I can understand why it happened as payment of the fine is probably what the person on the end of the phone is there to take.

She's on very shaky grounds as it could be noted by the company that she promised to pay but then didn't because all she really wanted was the outstanding fines value.

Tell him to drop it on the company via letter, tell him to let the company know that they have 14 days to resolve this in a satisfactory manner or it goes to the DPA registrar (prob at the council)

I had an issue where an ex-girlfriend went to work for 2 weeks at the callcenter at the same bank as my accounts are held, when she dumped me she asked me questions about my bank account and a large transfer I had made.

I spoke to my account manager and wrote to them, they were however unwilling to take any action because no loss had resulted. I was worried because it became clear the ex-gf had told me many lies about her personal situation, and appeared to be using many different names.

Some companies are quite willing to use the DPA (such as ntl) to be awkward when not needed, and others are not interested in a fuss when it is breached with possible intent.

How could she access your account without you providing authentication? Sounds like they are in breach of the DPA anyway. Certainly the access she was granted was in excess of necessary to do her job.

Most definitely is in breach of DPA... and the woman, as already pointed out, broke the law by intefering with the mail (isn't that what Gary Glitter is being done for too :disturbd: ).
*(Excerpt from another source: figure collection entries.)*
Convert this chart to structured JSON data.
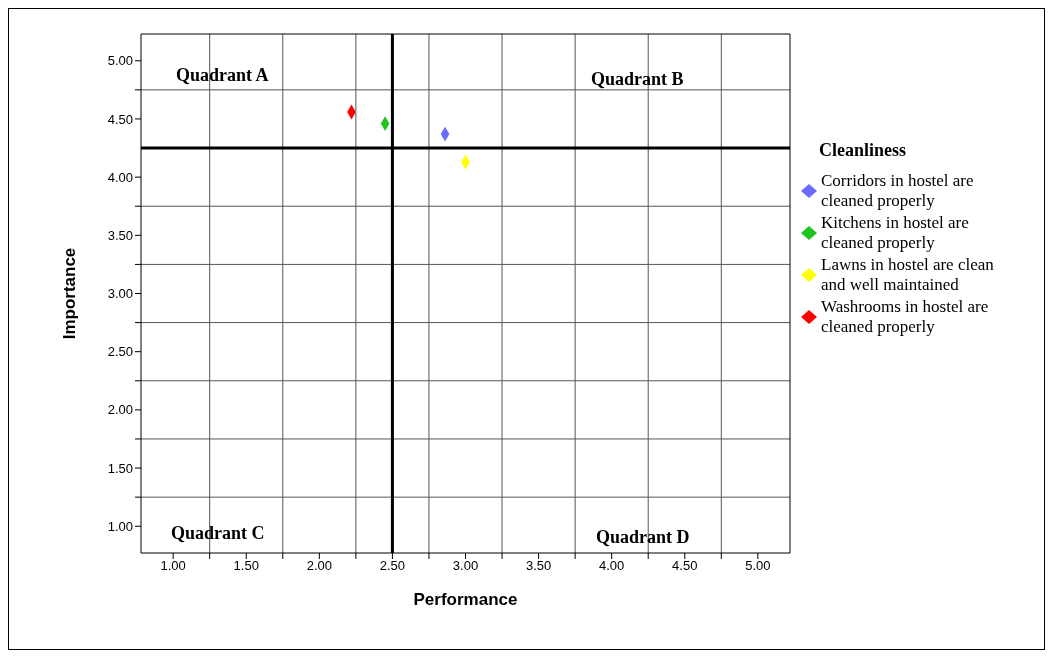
{
  "chart_data": {
    "type": "scatter",
    "xlabel": "Performance",
    "ylabel": "Importance",
    "legend_title": "Cleanliness",
    "xlim": [
      0.78,
      5.22
    ],
    "ylim": [
      0.77,
      5.23
    ],
    "xticks": [
      {
        "value": 1,
        "label": "1.00"
      },
      {
        "value": 1.25,
        "label": null
      },
      {
        "value": 1.5,
        "label": "1.50"
      },
      {
        "value": 1.75,
        "label": null
      },
      {
        "value": 2,
        "label": "2.00"
      },
      {
        "value": 2.25,
        "label": null
      },
      {
        "value": 2.5,
        "label": "2.50"
      },
      {
        "value": 2.75,
        "label": null
      },
      {
        "value": 3,
        "label": "3.00"
      },
      {
        "value": 3.25,
        "label": null
      },
      {
        "value": 3.5,
        "label": "3.50"
      },
      {
        "value": 3.75,
        "label": null
      },
      {
        "value": 4,
        "label": "4.00"
      },
      {
        "value": 4.25,
        "label": null
      },
      {
        "value": 4.5,
        "label": "4.50"
      },
      {
        "value": 4.75,
        "label": null
      },
      {
        "value": 5,
        "label": "5.00"
      }
    ],
    "yticks": [
      {
        "value": 1,
        "label": "1.00"
      },
      {
        "value": 1.25,
        "label": null
      },
      {
        "value": 1.5,
        "label": "1.50"
      },
      {
        "value": 1.75,
        "label": null
      },
      {
        "value": 2,
        "label": "2.00"
      },
      {
        "value": 2.25,
        "label": null
      },
      {
        "value": 2.5,
        "label": "2.50"
      },
      {
        "value": 2.75,
        "label": null
      },
      {
        "value": 3,
        "label": "3.00"
      },
      {
        "value": 3.25,
        "label": null
      },
      {
        "value": 3.5,
        "label": "3.50"
      },
      {
        "value": 3.75,
        "label": null
      },
      {
        "value": 4,
        "label": "4.00"
      },
      {
        "value": 4.5,
        "label": "4.50"
      },
      {
        "value": 4.75,
        "label": null
      },
      {
        "value": 5,
        "label": "5.00"
      }
    ],
    "grid": true,
    "legend": "right",
    "marker": "diamond",
    "ref_lines": [
      {
        "axis": "x",
        "value": 2.5,
        "color": "#000000"
      },
      {
        "axis": "y",
        "value": 4.25,
        "color": "#000000"
      }
    ],
    "annotations": [
      "Quadrant A",
      "Quadrant B",
      "Quadrant C",
      "Quadrant D"
    ],
    "series": [
      {
        "name": "Corridors in hostel are cleaned properly",
        "color": "#6b6bff",
        "x": [
          2.86
        ],
        "values": [
          4.37
        ]
      },
      {
        "name": "Kitchens in hostel are cleaned properly",
        "color": "#1fc41f",
        "x": [
          2.45
        ],
        "values": [
          4.46
        ]
      },
      {
        "name": "Lawns in hostel are clean and well maintained",
        "color": "#ffff00",
        "x": [
          3.0
        ],
        "values": [
          4.13
        ]
      },
      {
        "name": "Washrooms in hostel are cleaned properly",
        "color": "#ff0000",
        "x": [
          2.22
        ],
        "values": [
          4.56
        ]
      }
    ]
  }
}
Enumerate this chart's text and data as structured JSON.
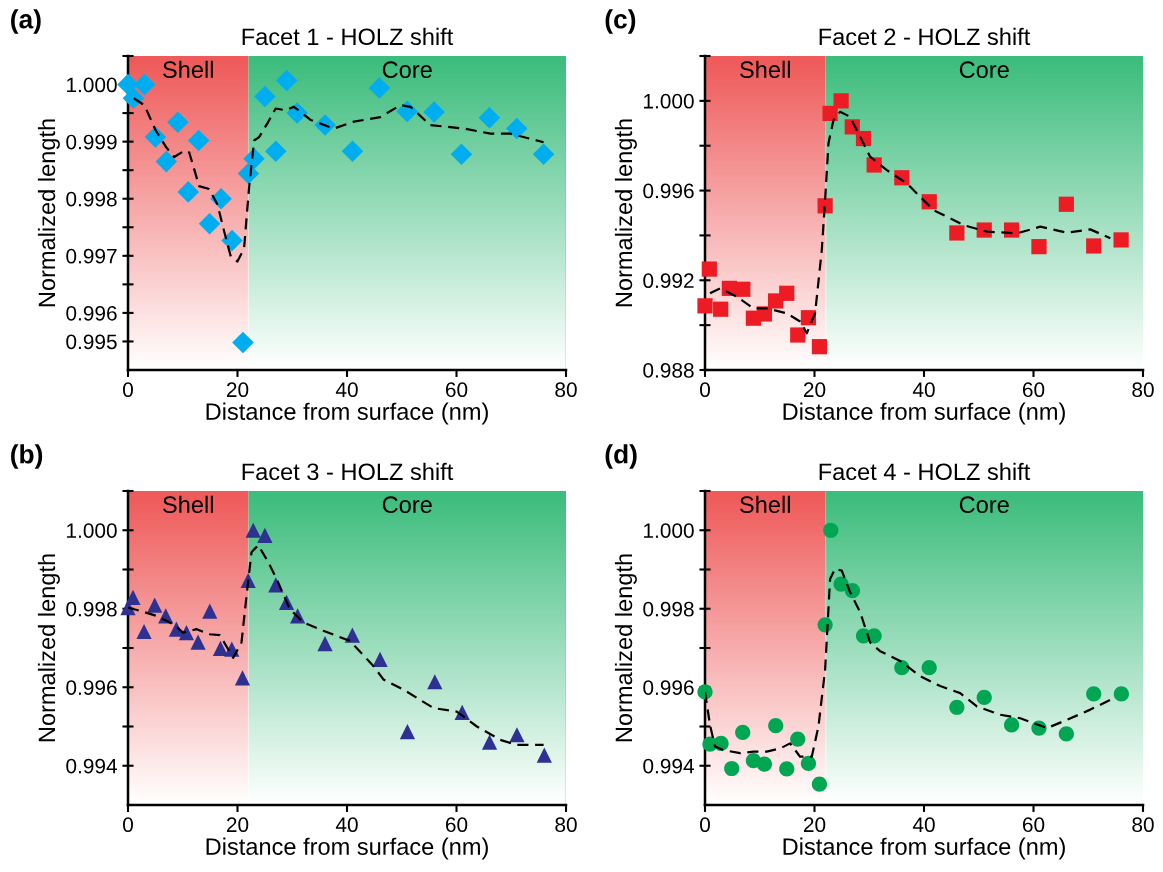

Sadly some employers don't take the DPA very seriously... fortunately, mine does - even to the extent that we won't allow call centre staff to take their mobiles anywhere near their desks. We have very serious penalties for anyone found in breach of the DPA and have been known for terminating employees (not just the employee's contract :sniper: ) where we've caught people doing dodgy stuff.

How could she access your account without you providing authentication? Sounds like they are in breach of the DPA anyway. Certainly the access she was granted was in excess of necessary to do her job.

She had taken a job with the bank, only worked there for 2 weeks and looked at my account in that time. The bank confirmed an employee from the callcentre had accessed my account records, but apparently it was not her but another employee who had looked at the system.

never got to the bottom of it, but I guess she had used someone elses Login.